Votre candidat incarne à lui seul un vieux monde capitaliste et libéral qui aura détruit les classes laborieuses et la moitié de notre planète ? Vous ne savez plus comment faire pour le réhabiliter, le rendre attrayant, tout nouveau tout beau tout clinquant ? N’hésitez plus : mettez en avant sa sexualité marginale, son sexe féminin ou encore son origine ethnique ou religieuse, afin de capter vers vous les voix hésitantes de la bourgeoisie culturelle de gôche. Et hop, votre candidat devient, comme par magie, “moderne” et pleinement inscrit dans son époque en un rien de temps !

Evidemment, avec une conception morale de la “diversité” extrêmement superficielle et hypocrite, dans la mesure où leurs politiques libérales sont à la fois désastreuses pour les classes laborieuses, mais également pour ces mêmes minorités, victimes collatérales. Exemples ? La réforme de l’assurance chômage, les contrats 0 heure ou encore la régression de nos retraites, qui touchent et toucheront d’avantages certaines catégories de la population plus fragilisées comme les femmes ou les descendants et descendantes de populations immigrées. 

Un candidat aux primaires démocrates américaines tel que Bernie Sanders, un peu trop “rouge” sur les bords et de plus en plus populaire, débarque et pourrait potentiellement s’avérer dangereux pour leur argent et leur domination sociale et économique. Mais, que fait la bourgeoisie ? Elle utilise certains de ses relais médiatiques dignes de la pravda afin de le faire passer pour un candidat “contre les minorités”, et espérer récupérer quelques micro-voix par-ci, par-là, de brebis bourgeoises au profil sociologique proche du ou de la fan de Christiane Taubira et du dernier album d’Angèle : “sexiste” – mais où est donc passée Alexandria Ocasio-Cortez ? Allo ? *Alerte enlèvement* -, ou bien, comme un candidat pas assez défenseur des populations afro-américaines, comme si les démocrates américains sous Barack Obama, par exemple, n’avaient absolument pas prolétarisés encore un peu plus ces mêmes communautés, qui plus est abandonnées aux mains d’une police meurtrière. Lorsque Sanders tente de comprendre et d’expliquer – ce qui n’est pas “excuser”, n’est-ce pas Valls – l’électorat laborieux “blanc” tombé dans les bras de Donald Trump, en partie à cause de ces mêmes politiques néo-libérales désastreuses et anti-sociales, on sort de son chapeau la théorie du “fer à cheval”, c’est-à-dire des deux “extrêmes” qui se rejoignent. Un classique, indémodable. 

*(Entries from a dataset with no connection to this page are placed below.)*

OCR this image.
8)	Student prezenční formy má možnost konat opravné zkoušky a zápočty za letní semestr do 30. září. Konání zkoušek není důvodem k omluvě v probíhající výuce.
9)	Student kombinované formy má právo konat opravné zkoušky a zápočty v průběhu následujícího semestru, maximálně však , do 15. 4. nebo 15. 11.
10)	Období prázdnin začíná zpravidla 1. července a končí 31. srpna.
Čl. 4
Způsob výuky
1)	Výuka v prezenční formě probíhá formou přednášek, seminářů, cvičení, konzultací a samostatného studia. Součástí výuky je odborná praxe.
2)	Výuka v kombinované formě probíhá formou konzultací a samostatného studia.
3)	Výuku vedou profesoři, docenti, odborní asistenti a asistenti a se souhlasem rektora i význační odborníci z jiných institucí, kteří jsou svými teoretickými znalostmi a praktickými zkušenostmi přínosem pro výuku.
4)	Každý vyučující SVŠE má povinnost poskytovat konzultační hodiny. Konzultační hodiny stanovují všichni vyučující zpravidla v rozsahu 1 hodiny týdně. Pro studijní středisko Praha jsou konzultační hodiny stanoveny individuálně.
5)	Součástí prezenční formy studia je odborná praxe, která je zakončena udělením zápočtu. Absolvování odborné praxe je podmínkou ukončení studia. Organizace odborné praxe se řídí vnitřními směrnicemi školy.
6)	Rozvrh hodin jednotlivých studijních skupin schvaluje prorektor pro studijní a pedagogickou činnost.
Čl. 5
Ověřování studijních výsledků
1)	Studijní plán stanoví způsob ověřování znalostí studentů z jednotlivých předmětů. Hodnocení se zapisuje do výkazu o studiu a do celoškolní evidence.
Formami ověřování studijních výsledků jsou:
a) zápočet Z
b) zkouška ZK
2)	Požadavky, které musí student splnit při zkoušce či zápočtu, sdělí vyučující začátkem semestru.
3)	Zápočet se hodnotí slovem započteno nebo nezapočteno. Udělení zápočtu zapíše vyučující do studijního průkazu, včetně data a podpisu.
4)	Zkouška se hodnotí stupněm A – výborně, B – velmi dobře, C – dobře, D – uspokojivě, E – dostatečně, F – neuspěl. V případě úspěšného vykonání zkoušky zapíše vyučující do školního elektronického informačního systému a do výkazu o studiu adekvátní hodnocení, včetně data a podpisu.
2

Buttigieg : l’éternel mythe du “candidat jeune, gay, novice en politique et dynamique” sorti de nulle part

“Coup de tonnerre, car le concurrent de Sanders, Pete Buttigieg, serait “parti sans aucun moyen“. Nous savons qu’éditorialiste c’est un métier qui prend un temps fou, mais il suffit d’ouvrir Wikipedia pour lire que Pete Buttigieg est un cacique du Parti démocrate depuis fort longtemps, qu’il est maire d’une grande ville et qu’il vient de la bourgeoisie. Il est autant un « outsider » que ne l’était Macron. Mais, sans honte, nos éditorialistes, qui ont une mémoire de poisson rouge et l’esprit critique d’un lombric, nous servent le même storytelling pété. L’intérêt de toute cette mise en scène ? Le faire passer pour le candidat du “renouveau en politique” – cela ne vous rappelle rien ? -, toujours dans cet objectif de travestir des idées vieilles bien connues sous une peau jeune et moderne de part sa sexualité gay : on prend les mêmes et on recommence, sous un verni faussement progressiste mais carrément réactionnaire. Exactement comme nos député(e)s macronistes à l’Assemblée nationale, qu’ils soient par ailleurs novice ou non en politique, peu importe, car toutes et tous experts de catégorie A en maintien de leurs privilèges économiques et sociaux de grands bourgeois. 

“Buttigieg beau et serein, Sanders moche et méchant”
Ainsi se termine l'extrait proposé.